The cavitation number is a dimensionless number from the similarity theory and is used to describe fluids in fluid mechanics . It has a similar structure to the Euler number . The cavitation number is a measure of when the fluid cavitates . Its definition is: ${\ displaystyle \ sigma}$

{\ displaystyle \ sigma = {\ frac {p-p _ {\ text {v}}} {{\ frac {1} {2}} \ rho U ^ {2}}}}

With

the pressure in the undisturbed flow ${\ displaystyle p}$
the vapor pressure of the fluid ${\ displaystyle p _ {\ text {v}}}$
the density of the undisturbed fluid ${\ displaystyle \ rho}$
the flow velocity . ${\ displaystyle U}$

In the counter is the pressure difference that will be zero when the onset of cavitation is theoretically expected. The denominator represents the dynamic pressure of the flow.

When the pressure of the fluid drops so far that it is less than or equal to the vapor pressure of the fluid, the fluid goes into the gas phase - it cavitates; in so occurs theoretically on cavitation.
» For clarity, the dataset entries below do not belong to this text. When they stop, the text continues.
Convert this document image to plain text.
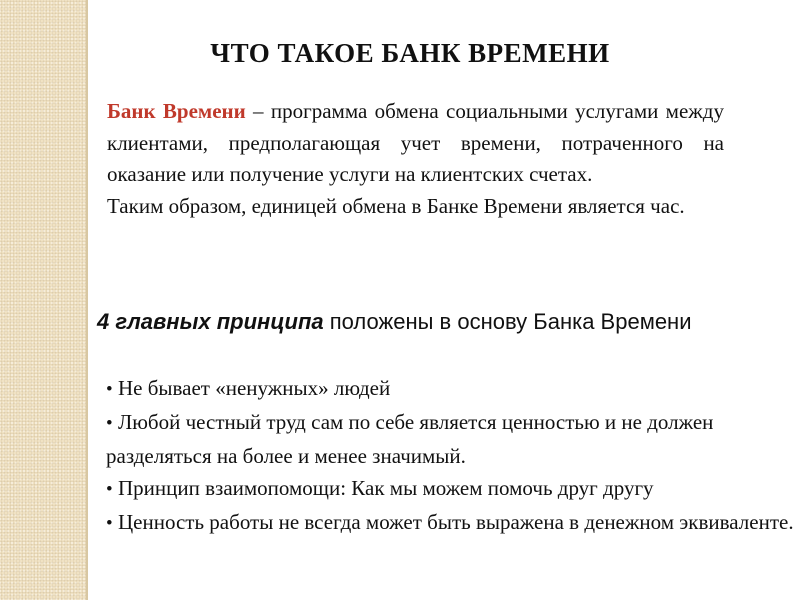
ЧТО ТАКОЕ БАНК ВРЕМЕНИ

Банк Времени – программа обмена социальными услугами между клиентами, предполагающая учет времени, потраченного на оказание или получение услуги на клиентских счетах.

Таким образом, единицей обмена в Банке Времени является час.

4 главных принципа положены в основу Банка Времени

• Не бывает «ненужных» людей
• Любой честный труд сам по себе является ценностью и не должен разделяться на более и менее значимый.
• Принцип взаимопомощи: Как мы можем помочь друг другу
• Ценность работы не всегда может быть выражена в денежном эквиваленте.
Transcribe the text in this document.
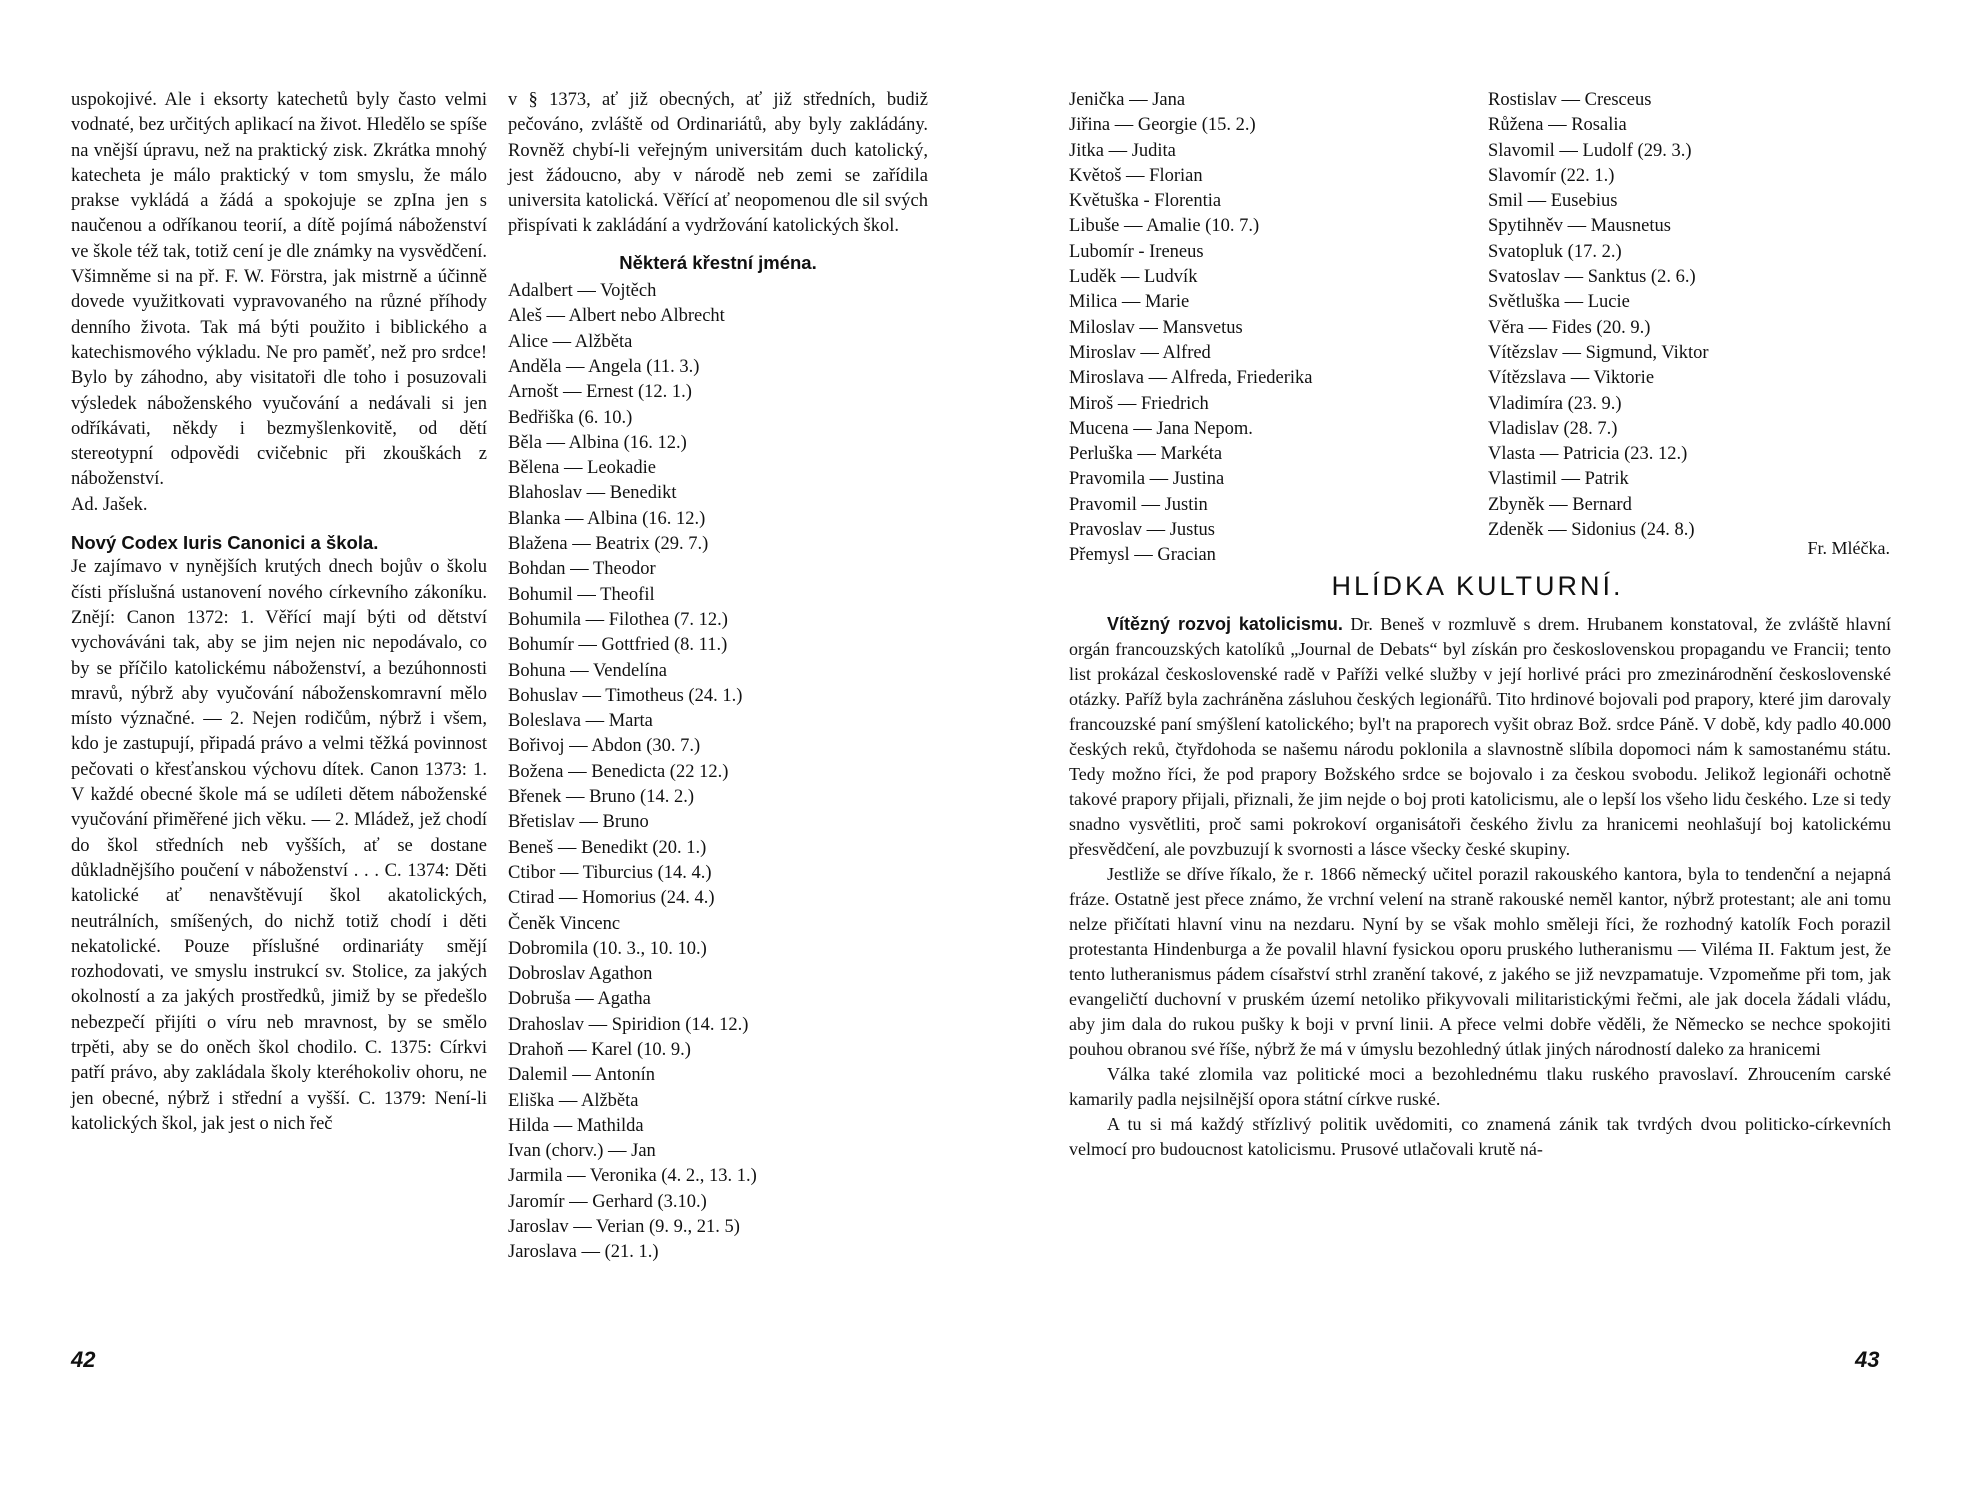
uspokojivé. Ale i eksorty katechetů byly často velmi vodnaté, bez určitých aplikací na život. Hledělo se spíše na vnější úpravu, než na praktický zisk. Zkrátka mnohý katecheta je málo praktický v tom smyslu, že málo prakse vykládá a žádá a spokojuje se zpIna jen s naučenou a odříkanou teorií, a dítě pojímá náboženství ve škole též tak, totiž cení je dle známky na vysvědčení. Všimněme si na př. F. W. Förstra, jak mistrně a účinně dovede využitkovati vypravovaného na různé příhody denního života. Tak má býti použito i biblického a katechismového výkladu. Ne pro paměť, než pro srdce! Bylo by záhodno, aby visitatoři dle toho i posuzovali výsledek náboženského vyučování a nedávali si jen odříkávati, někdy i bezmyšlenkovitě, od dětí stereotypní odpovědi cvičebnic při zkouškách z náboženství.

Ad. Jašek.

Nový Codex Iuris Canonici a škola.

Je zajímavo v nynějších krutých dnech bojův o školu čísti příslušná ustanovení nového církevního zákoníku. Znějí: Canon 1372: 1. Věřící mají býti od dětství vychováváni tak, aby se jim nejen nic nepodávalo, co by se příčilo katolickému náboženství, a bezúhonnosti mravů, nýbrž aby vyučování náboženskomravní mělo místo význačné. — 2. Nejen rodičům, nýbrž i všem, kdo je zastupují, připadá právo a velmi těžká povinnost pečovati o křesťanskou výchovu dítek. Canon 1373: 1. V každé obecné škole má se udíleti dětem náboženské vyučování přiměřené jich věku. — 2. Mládež, jež chodí do škol středních neb vyšších, ať se dostane důkladnějšího poučení v náboženství . . . C. 1374: Děti katolické ať nenavštěvují škol akatolických, neutrálních, smíšených, do nichž totiž chodí i děti nekatolické. Pouze příslušné ordinariáty smějí rozhodovati, ve smyslu instrukcí sv. Stolice, za jakých okolností a za jakých prostředků, jimiž by se předešlo nebezpečí přijíti o víru neb mravnost, by se smělo trpěti, aby se do oněch škol chodilo. C. 1375: Církvi patří právo, aby zakládala školy kteréhokoliv ohoru, ne jen obecné, nýbrž i střední a vyšší. C. 1379: Není-li katolických škol, jak jest o nich řeč

v § 1373, ať již obecných, ať již středních, budiž pečováno, zvláště od Ordinariátů, aby byly zakládány. Rovněž chybí-li veřejným universitám duch katolický, jest žádoucno, aby v národě neb zemi se zařídila universita katolická. Věřící ať neopomenou dle sil svých přispívati k zakládání a vydržování katolických škol.

Některá křestní jména.
Adalbert — Vojtěch
Aleš — Albert nebo Albrecht
Alice — Alžběta
Anděla — Angela (11. 3.)
Arnošt — Ernest (12. 1.)
Bedřiška (6. 10.)
Běla — Albina (16. 12.)
Bělena — Leokadie
Blahoslav — Benedikt
Blanka — Albina (16. 12.)
Blažena — Beatrix (29. 7.)
Bohdan — Theodor
Bohumil — Theofil
Bohumila — Filothea (7. 12.)
Bohumír — Gottfried (8. 11.)
Bohuna — Vendelína
Bohuslav — Timotheus (24. 1.)
Boleslava — Marta
Bořivoj — Abdon (30. 7.)
Božena — Benedicta (22 12.)
Břenek — Bruno (14. 2.)
Břetislav — Bruno
Beneš — Benedikt (20. 1.)
Ctibor — Tiburcius (14. 4.)
Ctirad — Homorius (24. 4.)
Čeněk Vincenc
Dobromila (10. 3., 10. 10.)
Dobroslav Agathon
Dobruša — Agatha
Drahoslav — Spiridion (14. 12.)
Drahoň — Karel (10. 9.)
Dalemil — Antonín
Eliška — Alžběta
Hilda — Mathilda
Ivan (chorv.) — Jan
Jarmila — Veronika (4. 2., 13. 1.)
Jaromír — Gerhard (3.10.)
Jaroslav — Verian (9. 9., 21. 5)
Jaroslava — (21. 1.)
42
Jenička — Jana
Jiřina — Georgie (15. 2.)
Jitka — Judita
Květoš — Florian
Květuška - Florentia
Libuše — Amalie (10. 7.)
Lubomír - Ireneus
Luděk — Ludvík
Milica — Marie
Miloslav — Mansvetus
Miroslav — Alfred
Miroslava — Alfreda, Friederika
Miroš — Friedrich
Mucena — Jana Nepom.
Perluška — Markéta
Pravomila — Justina
Pravomil — Justin
Pravoslav — Justus
Přemysl — Gracian
Rostislav — Cresceus
Růžena — Rosalia
Slavomil — Ludolf (29. 3.)
Slavomír (22. 1.)
Smil — Eusebius
Spytihněv — Mausnetus
Svatopluk (17. 2.)
Svatoslav — Sanktus (2. 6.)
Světluška — Lucie
Věra — Fides (20. 9.)
Vítězslav — Sigmund, Viktor
Vítězslava — Viktorie
Vladimíra (23. 9.)
Vladislav (28. 7.)
Vlasta — Patricia (23. 12.)
Vlastimil — Patrik
Zbyněk — Bernard
Zdeněk — Sidonius (24. 8.)
Fr. Mléčka.
HLÍDKA KULTURNÍ.

Vítězný rozvoj katolicismu. Dr. Beneš v rozmluvě s drem. Hrubanem konstatoval, že zvláště hlavní orgán francouzských katolíků „Journal de Debats“ byl získán pro československou propagandu ve Francii; tento list prokázal československé radě v Paříži velké služby v její horlivé práci pro zmezinárodnění československé otázky. Paříž byla zachráněna zásluhou českých legionářů. Tito hrdinové bojovali pod prapory, které jim darovaly francouzské paní smýšlení katolického; byl't na praporech vyšit obraz Bož. srdce Páně. V době, kdy padlo 40.000 českých reků, čtyřdohoda se našemu národu poklonila a slavnostně slíbila dopomoci nám k samostanému státu. Tedy možno říci, že pod prapory Božského srdce se bojovalo i za českou svobodu. Jelikož legionáři ochotně takové prapory přijali, přiznali, že jim nejde o boj proti katolicismu, ale o lepší los všeho lidu českého. Lze si tedy snadno vysvětliti, proč sami pokrokoví organisátoři českého živlu za hranicemi neohlašují boj katolickému přesvědčení, ale povzbuzují k svornosti a lásce všecky české skupiny.

Jestliže se dříve říkalo, že r. 1866 německý učitel porazil rakouského kantora, byla to tendenční a nejapná fráze. Ostatně jest přece známo, že vrchní velení na straně rakouské neměl kantor, nýbrž protestant; ale ani tomu nelze přičítati hlavní vinu na nezdaru. Nyní by se však mohlo směleji říci, že rozhodný katolík Foch porazil protestanta Hindenburga a že povalil hlavní fysickou oporu pruského lutheranismu — Viléma II. Faktum jest, že tento lutheranismus pádem císařství strhl zranění takové, z jakého se již nevzpamatuje. Vzpomeňme při tom, jak evangeličtí duchovní v pruském území netoliko přikyvovali militaristickými řečmi, ale jak docela žádali vládu, aby jim dala do rukou pušky k boji v první linii. A přece velmi dobře věděli, že Německo se nechce spokojiti pouhou obranou své říše, nýbrž že má v úmyslu bezohledný útlak jiných národností daleko za hranicemi

Válka také zlomila vaz politické moci a bezohlednému tlaku ruského pravoslaví. Zhroucením carské kamarily padla nejsilnější opora státní církve ruské.

A tu si má každý střízlivý politik uvědomiti, co znamená zánik tak tvrdých dvou politicko-církevních velmocí pro budoucnost katolicismu. Prusové utlačovali krutě ná-

43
In real fluids, foreign particles and other properties not taken into account in the idealization can lead to the cavitation being shifted to a pressure other than . ${\ displaystyle p}$ ${\ displaystyle p _ {\ text {v}}}$ ${\ displaystyle \ sigma \ leq 0}$ ${\ displaystyle p _ {\ text {v}}}$

swell

A. Keller, R. Huber, Laws of scale for cavitation, Technical University of Munich ( Memento from November 20, 2004 in the Internet Archive )

Individual evidence

↑ Heinz M. Hiersig (Ed.): Lexicon of engineering knowledge basics . Springer Verlag, 2013, ISBN 978-3-642-95765-9 , pp. 371 ( limited preview in Google Book search).

[1] Heinz M. Hiersig (Ed.): Lexicon of engineering knowledge basics . Springer Verlag, 2013, ISBN 978-3-642-95765-9 , pp. 371 ( limited preview in Google Book search).